I am currently trying to build a small system that read’s in a bunch of file names (at the moment, only a few hundred), and then allows the user to search the file names. The end goal is to find dulicates, ones that will not necassarily have the exact same names, but will share common words. I would eventually like to add a feature that allows it to suggest possible duplicates as well.
Currently I add each file path to an ArrayList, and then pass each word of the file name to a Hashtable which uses chaining. The words are created using String.split(), and all non alphanumeric characters are converted into white spaces. This part works fine, and you can search for single word’s no worries.
I know the theory behind searching multiple terms, getting the response and building a basic relevance on how many time it selects each document.
My current issue is with file names that are something akin to this ‘mybestfile’. My program can only handle them as a single word. and unless searching for ‘mybestfile’ you will find nothing.
Can anyone suggest a design path that I should head down from here. I know I could parse in an entire dictionary, then try and pull words out by matching substrings, but to be honest, this is just meant to be a simplistic program and I’d rather avoid that kind of thing.
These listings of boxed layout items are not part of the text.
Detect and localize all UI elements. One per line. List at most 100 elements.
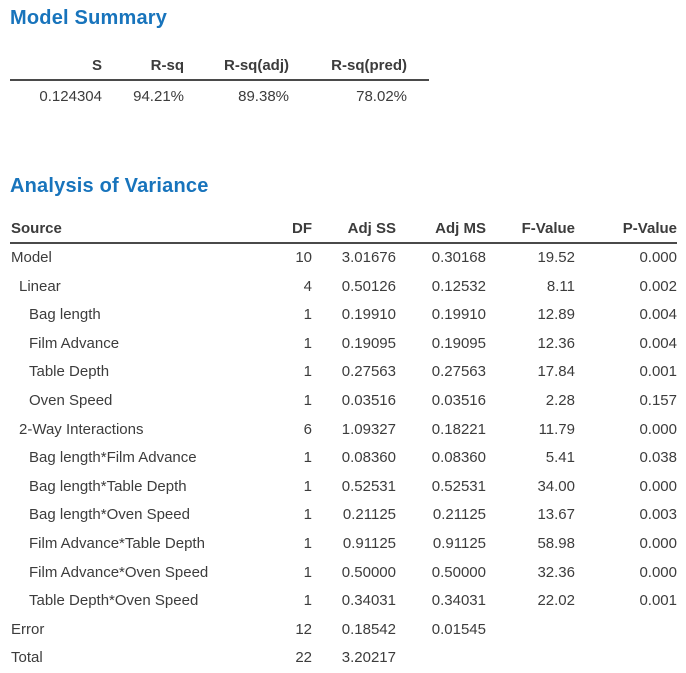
anova-source-cell: Film Advance xyxy=(10,330,250,359)
anova-adj-ss-cell: 0.27563 xyxy=(312,358,396,387)
anova-adj-ss-cell: 3.01676 xyxy=(312,243,396,273)
anova-p-value-cell: 0.157 xyxy=(575,387,677,416)
anova-adj-ss-cell: 0.50000 xyxy=(312,559,396,588)
anova-p-value-cell: 0.000 xyxy=(575,530,677,559)
anova-adj-ss-cell: 0.52531 xyxy=(312,473,396,502)
table-row: Bag length 1 0.19910 0.19910 12.89 0.004 xyxy=(10,301,677,330)
anova-source-cell: Film Advance*Oven Speed xyxy=(10,559,250,588)
anova-df-cell: 10 xyxy=(250,243,312,273)
anova-source-cell: Film Advance*Table Depth xyxy=(10,530,250,559)
table-row: Error 12 0.18542 0.01545 xyxy=(10,616,677,645)
anova-adj-ms-cell: 0.12532 xyxy=(396,273,486,302)
table-row: Model 10 3.01676 0.30168 19.52 0.000 xyxy=(10,243,677,273)
column-header-source: Source xyxy=(10,219,250,243)
anova-adj-ss-cell: 0.34031 xyxy=(312,587,396,616)
anova-p-value-cell: 0.000 xyxy=(575,243,677,273)
anova-df-cell: 1 xyxy=(250,301,312,330)
anova-source-cell: Linear xyxy=(10,273,250,302)
anova-f-value-cell: 12.89 xyxy=(486,301,575,330)
anova-adj-ms-cell xyxy=(396,644,486,673)
anova-p-value-cell: 0.004 xyxy=(575,330,677,359)
table-row: Film Advance*Table Depth 1 0.91125 0.911… xyxy=(10,530,677,559)
anova-adj-ms-cell: 0.50000 xyxy=(396,559,486,588)
column-header-s: S xyxy=(10,56,102,80)
anova-p-value-cell xyxy=(575,616,677,645)
table-row: Film Advance*Oven Speed 1 0.50000 0.5000… xyxy=(10,559,677,588)
anova-adj-ms-cell: 0.52531 xyxy=(396,473,486,502)
anova-df-cell: 1 xyxy=(250,330,312,359)
anova-df-cell: 1 xyxy=(250,444,312,473)
anova-p-value-cell: 0.000 xyxy=(575,559,677,588)
column-header-adj-ss: Adj SS xyxy=(312,219,396,243)
anova-f-value-cell: 58.98 xyxy=(486,530,575,559)
anova-adj-ms-cell: 0.21125 xyxy=(396,501,486,530)
anova-adj-ss-cell: 0.19910 xyxy=(312,301,396,330)
anova-p-value-cell: 0.003 xyxy=(575,501,677,530)
rsq-adj-value: 89.38% xyxy=(184,80,289,107)
anova-f-value-cell: 2.28 xyxy=(486,387,575,416)
anova-adj-ss-cell: 0.91125 xyxy=(312,530,396,559)
table-row: Bag length*Oven Speed 1 0.21125 0.21125 … xyxy=(10,501,677,530)
column-header-f-value: F-Value xyxy=(486,219,575,243)
rsq-value: 94.21% xyxy=(102,80,184,107)
table-row: Oven Speed 1 0.03516 0.03516 2.28 0.157 xyxy=(10,387,677,416)
anova-adj-ms-cell: 0.03516 xyxy=(396,387,486,416)
stats-output-pane: Model Summary S R-sq R-sq(adj) R-sq(pred… xyxy=(0,0,686,673)
anova-f-value-cell: 32.36 xyxy=(486,559,575,588)
anova-f-value-cell: 17.84 xyxy=(486,358,575,387)
anova-adj-ss-cell: 0.21125 xyxy=(312,501,396,530)
column-header-adj-ms: Adj MS xyxy=(396,219,486,243)
anova-df-cell: 1 xyxy=(250,387,312,416)
anova-adj-ss-cell: 0.08360 xyxy=(312,444,396,473)
table-row: Bag length*Film Advance 1 0.08360 0.0836… xyxy=(10,444,677,473)
anova-df-cell: 1 xyxy=(250,358,312,387)
anova-source-cell: Model xyxy=(10,243,250,273)
table-row: Table Depth*Oven Speed 1 0.34031 0.34031… xyxy=(10,587,677,616)
anova-adj-ms-cell: 0.19095 xyxy=(396,330,486,359)
s-value: 0.124304 xyxy=(10,80,102,107)
column-header-rsq-pred: R-sq(pred) xyxy=(289,56,429,80)
anova-adj-ms-cell: 0.34031 xyxy=(396,587,486,616)
anova-f-value-cell xyxy=(486,616,575,645)
anova-source-cell: Table Depth xyxy=(10,358,250,387)
anova-f-value-cell: 12.36 xyxy=(486,330,575,359)
anova-df-cell: 22 xyxy=(250,644,312,673)
anova-source-cell: Bag length*Film Advance xyxy=(10,444,250,473)
table-row: Table Depth 1 0.27563 0.27563 17.84 0.00… xyxy=(10,358,677,387)
anova-f-value-cell: 19.52 xyxy=(486,243,575,273)
anova-f-value-cell: 5.41 xyxy=(486,444,575,473)
anova-adj-ss-cell: 0.18542 xyxy=(312,616,396,645)
anova-df-cell: 1 xyxy=(250,559,312,588)
anova-p-value-cell: 0.038 xyxy=(575,444,677,473)
anova-adj-ss-cell: 0.50126 xyxy=(312,273,396,302)
table-row: Bag length*Table Depth 1 0.52531 0.52531… xyxy=(10,473,677,502)
model-summary-value-row: 0.124304 94.21% 89.38% 78.02% xyxy=(10,80,429,107)
anova-table: Source DF Adj SS Adj MS F-Value P-Value … xyxy=(10,219,677,673)
anova-adj-ss-cell: 0.03516 xyxy=(312,387,396,416)
anova-f-value-cell: 8.11 xyxy=(486,273,575,302)
anova-f-value-cell: 34.00 xyxy=(486,473,575,502)
anova-adj-ms-cell: 0.01545 xyxy=(396,616,486,645)
anova-f-value-cell: 13.67 xyxy=(486,501,575,530)
table-row: Film Advance 1 0.19095 0.19095 12.36 0.0… xyxy=(10,330,677,359)
anova-source-cell: Bag length xyxy=(10,301,250,330)
anova-adj-ms-cell: 0.27563 xyxy=(396,358,486,387)
anova-p-value-cell xyxy=(575,644,677,673)
column-header-df: DF xyxy=(250,219,312,243)
table-row: Total 22 3.20217 xyxy=(10,644,677,673)
anova-p-value-cell: 0.001 xyxy=(575,358,677,387)
anova-title: Analysis of Variance xyxy=(10,174,677,198)
anova-source-cell: Oven Speed xyxy=(10,387,250,416)
model-summary-title: Model Summary xyxy=(10,6,677,30)
anova-p-value-cell: 0.000 xyxy=(575,473,677,502)
model-summary-table: S R-sq R-sq(adj) R-sq(pred) 0.124304 94.… xyxy=(10,56,429,107)
anova-adj-ss-cell: 0.19095 xyxy=(312,330,396,359)
anova-adj-ms-cell: 0.91125 xyxy=(396,530,486,559)
anova-df-cell: 12 xyxy=(250,616,312,645)
column-header-p-value: P-Value xyxy=(575,219,677,243)
rsq-pred-value: 78.02% xyxy=(289,80,429,107)
anova-df-cell: 1 xyxy=(250,587,312,616)
anova-f-value-cell: 22.02 xyxy=(486,587,575,616)
anova-adj-ss-cell: 3.20217 xyxy=(312,644,396,673)
table-row: Linear 4 0.50126 0.12532 8.11 0.002 xyxy=(10,273,677,302)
Any help would be appreciated!!
(Also the point of this is half learning, half proving I can do it, so I would like to know of solutions that already exist, but more for how they did it, rather then using them instead)
You could start by playing with various “sounds like” and distance algorithms, available in the Apache Codec language package. (I think the distance algo is in Commons Lang, not codec.)
SimMetrics is another. Can’t actually find the one I’m looking for, but here’s a list, too.